I’m all for a service that could weed out the junk from a storehouse of 100,000 titles, but I wonder if so much effort and a complex RSME calculation is really needed. Wouldn’t it be simpler to rely on the more transparent workhorse trinity of taxonomy, tracking, and tagging? In short, if absolute accuracy is an impossible dream and being mostly on target is good enough, wouldn’t it make sense to just opt for a lo-fi method? This would require just marshalling the metadata (some are inherent and filter-like, such as title, director, actors), tracking the traffic (what does my history say that I’ve rented with the same director or actors?), and by all means incorporating the tagging, mine and yours (not only did I rent it, I liked it, and several thousand other people liked it, too). All in all, it would be a recommendation with a bit of the machine and a bit of the all-important human. This would quickly get me a reduced set of choices. I can take it from there. By going the lo-fi route, Netflix could redirect future prize money (not to disparage the brilliance of the competing teams) toward increasing the number of movies it allows users to stream, which, by the way, greatly reduces the risk and aggravation of making the wrong choice of movie upfront. Don’t like it? Stream another.
Netflix isn’t the only one trying to hone its ability to predict human behavior. To mention just a couple, last.fm has its own recommendation engine and so does iTunes. Like NetFlix, they’re both pretty good.
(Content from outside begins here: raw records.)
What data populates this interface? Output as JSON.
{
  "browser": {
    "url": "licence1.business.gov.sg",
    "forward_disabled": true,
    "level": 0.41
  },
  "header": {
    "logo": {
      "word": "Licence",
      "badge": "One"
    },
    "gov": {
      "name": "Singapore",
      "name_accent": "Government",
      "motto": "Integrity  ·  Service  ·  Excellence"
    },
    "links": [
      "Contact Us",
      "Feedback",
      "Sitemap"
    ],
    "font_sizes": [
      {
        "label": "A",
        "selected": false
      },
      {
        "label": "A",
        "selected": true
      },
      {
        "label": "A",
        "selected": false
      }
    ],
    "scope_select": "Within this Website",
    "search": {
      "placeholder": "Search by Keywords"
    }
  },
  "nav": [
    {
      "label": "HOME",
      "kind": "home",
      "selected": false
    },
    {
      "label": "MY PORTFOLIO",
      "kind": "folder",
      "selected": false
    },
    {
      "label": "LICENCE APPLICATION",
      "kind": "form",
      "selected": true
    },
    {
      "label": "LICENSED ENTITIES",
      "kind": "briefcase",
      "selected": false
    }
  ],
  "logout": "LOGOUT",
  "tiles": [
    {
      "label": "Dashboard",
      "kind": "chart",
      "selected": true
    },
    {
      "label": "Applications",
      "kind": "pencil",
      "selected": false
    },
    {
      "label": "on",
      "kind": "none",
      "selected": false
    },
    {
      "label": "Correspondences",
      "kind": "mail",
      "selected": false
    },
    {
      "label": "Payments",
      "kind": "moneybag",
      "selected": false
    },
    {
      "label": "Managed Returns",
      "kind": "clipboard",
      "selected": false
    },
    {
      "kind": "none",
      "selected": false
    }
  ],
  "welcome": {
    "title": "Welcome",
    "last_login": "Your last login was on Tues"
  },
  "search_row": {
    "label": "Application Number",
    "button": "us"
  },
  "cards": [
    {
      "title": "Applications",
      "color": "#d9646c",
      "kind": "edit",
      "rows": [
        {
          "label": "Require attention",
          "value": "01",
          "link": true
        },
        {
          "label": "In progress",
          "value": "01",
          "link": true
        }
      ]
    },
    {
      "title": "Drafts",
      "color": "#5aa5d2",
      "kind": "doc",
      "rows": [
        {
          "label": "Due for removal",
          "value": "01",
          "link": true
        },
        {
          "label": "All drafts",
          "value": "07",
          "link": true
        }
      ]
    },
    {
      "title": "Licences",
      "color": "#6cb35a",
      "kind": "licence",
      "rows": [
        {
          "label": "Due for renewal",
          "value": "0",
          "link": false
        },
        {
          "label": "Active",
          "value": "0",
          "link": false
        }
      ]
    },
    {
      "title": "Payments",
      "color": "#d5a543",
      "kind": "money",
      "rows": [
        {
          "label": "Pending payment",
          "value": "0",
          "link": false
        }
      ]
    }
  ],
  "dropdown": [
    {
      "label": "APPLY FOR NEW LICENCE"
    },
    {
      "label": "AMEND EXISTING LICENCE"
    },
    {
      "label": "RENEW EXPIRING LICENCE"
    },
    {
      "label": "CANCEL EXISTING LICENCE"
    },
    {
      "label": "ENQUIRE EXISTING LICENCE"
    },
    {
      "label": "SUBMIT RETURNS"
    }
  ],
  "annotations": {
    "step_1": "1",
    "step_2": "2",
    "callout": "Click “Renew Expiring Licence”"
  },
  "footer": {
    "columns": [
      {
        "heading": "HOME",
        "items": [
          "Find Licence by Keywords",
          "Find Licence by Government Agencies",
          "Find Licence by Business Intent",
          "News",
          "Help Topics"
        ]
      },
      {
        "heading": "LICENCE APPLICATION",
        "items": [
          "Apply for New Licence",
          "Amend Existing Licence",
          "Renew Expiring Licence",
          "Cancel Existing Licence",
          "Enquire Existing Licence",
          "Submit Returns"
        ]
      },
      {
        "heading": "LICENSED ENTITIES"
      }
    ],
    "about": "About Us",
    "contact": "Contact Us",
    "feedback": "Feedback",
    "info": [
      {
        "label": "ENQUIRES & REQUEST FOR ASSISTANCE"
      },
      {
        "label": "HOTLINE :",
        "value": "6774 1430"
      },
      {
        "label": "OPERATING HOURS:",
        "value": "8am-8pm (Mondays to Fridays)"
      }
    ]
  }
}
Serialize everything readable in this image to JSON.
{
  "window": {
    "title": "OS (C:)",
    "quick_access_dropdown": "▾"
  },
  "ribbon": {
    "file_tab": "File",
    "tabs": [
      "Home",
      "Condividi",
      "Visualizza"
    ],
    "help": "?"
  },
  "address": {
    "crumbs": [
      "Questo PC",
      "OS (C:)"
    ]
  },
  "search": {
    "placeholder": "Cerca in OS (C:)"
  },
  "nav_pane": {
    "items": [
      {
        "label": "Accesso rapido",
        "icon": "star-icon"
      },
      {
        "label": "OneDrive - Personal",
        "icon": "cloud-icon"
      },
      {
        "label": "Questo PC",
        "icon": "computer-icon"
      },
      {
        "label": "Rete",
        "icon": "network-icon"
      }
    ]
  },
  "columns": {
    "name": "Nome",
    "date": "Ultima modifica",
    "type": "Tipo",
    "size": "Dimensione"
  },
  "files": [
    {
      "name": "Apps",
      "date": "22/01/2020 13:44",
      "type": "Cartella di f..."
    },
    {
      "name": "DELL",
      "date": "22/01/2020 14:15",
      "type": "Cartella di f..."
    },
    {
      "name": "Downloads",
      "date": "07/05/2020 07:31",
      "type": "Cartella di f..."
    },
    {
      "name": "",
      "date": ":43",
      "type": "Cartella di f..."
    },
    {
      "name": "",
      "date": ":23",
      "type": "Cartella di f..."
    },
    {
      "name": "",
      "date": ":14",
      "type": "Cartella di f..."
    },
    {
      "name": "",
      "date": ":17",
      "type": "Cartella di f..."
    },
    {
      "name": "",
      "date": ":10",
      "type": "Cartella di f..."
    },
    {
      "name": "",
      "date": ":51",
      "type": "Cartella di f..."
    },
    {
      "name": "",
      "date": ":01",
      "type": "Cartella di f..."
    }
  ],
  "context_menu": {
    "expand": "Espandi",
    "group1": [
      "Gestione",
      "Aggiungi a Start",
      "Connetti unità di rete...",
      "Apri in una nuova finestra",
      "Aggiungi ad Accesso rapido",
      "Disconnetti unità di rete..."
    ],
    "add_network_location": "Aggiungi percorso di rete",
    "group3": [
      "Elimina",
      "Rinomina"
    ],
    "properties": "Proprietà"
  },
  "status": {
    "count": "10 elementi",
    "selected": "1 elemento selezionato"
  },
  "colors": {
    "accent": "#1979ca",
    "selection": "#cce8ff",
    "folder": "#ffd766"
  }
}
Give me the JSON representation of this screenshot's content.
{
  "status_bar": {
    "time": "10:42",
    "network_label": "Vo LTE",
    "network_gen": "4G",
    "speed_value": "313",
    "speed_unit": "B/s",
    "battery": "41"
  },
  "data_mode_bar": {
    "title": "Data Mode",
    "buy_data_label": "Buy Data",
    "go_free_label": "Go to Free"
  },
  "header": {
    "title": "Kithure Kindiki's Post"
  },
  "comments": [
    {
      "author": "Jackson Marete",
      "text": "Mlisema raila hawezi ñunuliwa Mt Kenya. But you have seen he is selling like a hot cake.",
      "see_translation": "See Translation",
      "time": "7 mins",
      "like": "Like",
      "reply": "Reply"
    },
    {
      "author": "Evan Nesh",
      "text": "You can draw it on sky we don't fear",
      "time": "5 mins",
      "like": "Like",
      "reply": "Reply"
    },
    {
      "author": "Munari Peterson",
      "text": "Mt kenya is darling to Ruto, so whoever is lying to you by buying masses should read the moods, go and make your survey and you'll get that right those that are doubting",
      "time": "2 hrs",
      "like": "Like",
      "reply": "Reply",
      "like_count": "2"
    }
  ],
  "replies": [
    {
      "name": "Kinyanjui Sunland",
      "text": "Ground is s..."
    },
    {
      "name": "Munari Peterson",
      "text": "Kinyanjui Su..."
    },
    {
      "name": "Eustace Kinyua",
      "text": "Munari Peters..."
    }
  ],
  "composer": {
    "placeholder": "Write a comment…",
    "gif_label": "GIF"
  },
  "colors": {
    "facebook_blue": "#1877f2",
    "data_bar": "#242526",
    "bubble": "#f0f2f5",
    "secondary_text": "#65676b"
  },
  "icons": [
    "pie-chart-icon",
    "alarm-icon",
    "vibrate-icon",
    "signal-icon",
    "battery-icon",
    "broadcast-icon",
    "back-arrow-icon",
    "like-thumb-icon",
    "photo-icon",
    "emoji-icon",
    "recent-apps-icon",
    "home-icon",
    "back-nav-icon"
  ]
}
At the moment, most of the public attention to recommendation engines is going to entertainment, but I’m wondering what Netflix’s ambitions have to say to the corporate model of document retrieval. If I’m faced with finding the gem in a pile of research and development documents, how can I find the equivalent of that perfect dark comedy with heaps of bloody carnage and wit, made by a Coen-esque brothers team and starring John Goodman? By limiting the number of relevant documents by a factor of ten or even a hundred through taxonomy, tracking, and tagging, I’m very likely to get that small set of worthy choices from which I can pluck the prizewinner.

I’m sure the Coen brothers and John Goodman would completely agree with you. I fail to see how tracking what people rent is better than tracking how much they like what they rent. And I suspect that the algorithms are somewhat more complex than RMSE, which really isn’t complicated at all. At any rate, it strikes me that tracking ratings is much better way to introduce one to new things rather than relying commonalities in the metadata.